Michael Benson asks the question, and it is a fair enough one. Though my libertarian friends might prefer to see Richard Branson do it all first with Virgin.
Two things, I love this quote from the Branson article:
Andrew Nahum, the senior curator of aeronautics at the Science Museum and visiting professor in vehicle design at the Royal College of Art, said he doubted it would ever become a profitable enterprise.
“You have got to put it in proportion – what you are doing is something more ambitious than Concorde. Even that was too expensive and never made a buck.”

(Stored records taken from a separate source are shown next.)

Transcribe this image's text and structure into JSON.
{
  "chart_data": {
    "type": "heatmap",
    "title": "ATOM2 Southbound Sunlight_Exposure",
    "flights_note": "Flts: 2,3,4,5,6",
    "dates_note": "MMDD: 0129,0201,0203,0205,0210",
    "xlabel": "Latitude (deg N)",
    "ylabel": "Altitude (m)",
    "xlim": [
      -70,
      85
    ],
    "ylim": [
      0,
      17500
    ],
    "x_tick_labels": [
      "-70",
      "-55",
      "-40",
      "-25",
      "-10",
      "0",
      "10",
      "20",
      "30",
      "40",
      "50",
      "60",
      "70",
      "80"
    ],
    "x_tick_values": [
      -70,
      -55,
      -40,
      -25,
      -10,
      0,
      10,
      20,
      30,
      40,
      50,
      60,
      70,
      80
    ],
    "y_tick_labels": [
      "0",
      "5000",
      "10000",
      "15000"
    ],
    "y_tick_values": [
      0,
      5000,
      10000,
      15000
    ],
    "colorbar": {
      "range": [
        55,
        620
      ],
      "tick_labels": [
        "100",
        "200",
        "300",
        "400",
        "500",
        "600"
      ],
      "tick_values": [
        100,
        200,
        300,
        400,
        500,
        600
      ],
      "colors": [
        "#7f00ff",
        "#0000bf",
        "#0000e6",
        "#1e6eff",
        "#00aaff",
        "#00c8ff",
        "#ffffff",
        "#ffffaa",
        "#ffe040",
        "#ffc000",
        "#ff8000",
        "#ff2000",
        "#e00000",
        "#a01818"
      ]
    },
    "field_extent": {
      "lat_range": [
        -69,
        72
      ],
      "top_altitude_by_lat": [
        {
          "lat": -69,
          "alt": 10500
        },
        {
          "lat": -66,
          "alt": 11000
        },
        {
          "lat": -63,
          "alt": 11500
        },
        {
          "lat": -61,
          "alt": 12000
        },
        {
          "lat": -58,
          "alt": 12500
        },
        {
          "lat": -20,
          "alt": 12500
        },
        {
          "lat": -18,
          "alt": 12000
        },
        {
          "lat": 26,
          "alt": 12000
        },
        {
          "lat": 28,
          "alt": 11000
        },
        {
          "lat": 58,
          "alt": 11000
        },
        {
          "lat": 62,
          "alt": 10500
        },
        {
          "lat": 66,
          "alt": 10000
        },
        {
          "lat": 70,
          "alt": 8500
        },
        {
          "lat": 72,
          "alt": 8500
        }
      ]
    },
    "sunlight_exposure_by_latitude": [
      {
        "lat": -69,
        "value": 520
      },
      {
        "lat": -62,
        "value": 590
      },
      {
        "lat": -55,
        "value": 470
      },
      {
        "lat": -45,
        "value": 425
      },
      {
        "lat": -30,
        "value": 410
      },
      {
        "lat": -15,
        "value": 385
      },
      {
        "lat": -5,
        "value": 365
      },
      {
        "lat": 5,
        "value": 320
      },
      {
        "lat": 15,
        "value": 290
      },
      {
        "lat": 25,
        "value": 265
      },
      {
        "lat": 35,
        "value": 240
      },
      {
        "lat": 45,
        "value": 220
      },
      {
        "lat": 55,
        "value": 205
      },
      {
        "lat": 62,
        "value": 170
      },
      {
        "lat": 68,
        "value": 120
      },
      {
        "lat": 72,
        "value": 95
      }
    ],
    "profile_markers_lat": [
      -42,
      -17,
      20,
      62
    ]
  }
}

That sounds horridly like so many quotes I have read, people who doubted flight would work, television, courier services…the list goes on. It strikes me as incredibly short sighted.
And the second from the Benson piece:
So wouldn’t it make sense for NASA to cooperate with Russia and China in a meaningful way as it prepares to send humans into the greater solar system for the first time in history? Such an approach would enable a consolidation of the financial burden,and it would free NASA resources to develop a more ambitious and versatile manned deep-space vehicle.There are plenty of good idealistic reasons, too, for being inclusive. A multilateral effort to open the solar system could be a perfect antidote to our Earthly fractiousness.
It’s high time we took some more giant leaps – together.
I agree.
Comments
2 responses to “Why not bring China into the cosmic club?”
I think you watch too much Star Trek, a chara. In real life, Mr Sulu isn’t quite so helpful.
Why give an aggressive and corrupt communist dictatorship, with a history of threatening the US and its allies, of passing nuclear and ballistic missile technology on to Pakistan, Serbia, Iran and Iraq lots of advanced technology to upgrade its own small and obsolete force of ICBMs and spy satellites?
Take a look at
http://eu.spaceref.com/news/viewpr.html?pid=6626
which is the closest I can find to the NY Times magazine story from last year (can you post that if you find it?).
Controlling space is a strategic necessity, for intelligence gathering, weather forecasting, communications, navigation and weapons targeting. This proposal would be the equivalent of Reagan sharing SDI with the Soviets at the height of the Cold War.
Hmm, I dont agree with the comparison.I dont see the situation now as being similar to the Cold War.
I think the writer is holding a long term view – and I think that it is inevitable that nations will share resources for populating space – what we do up there is another thing entirely.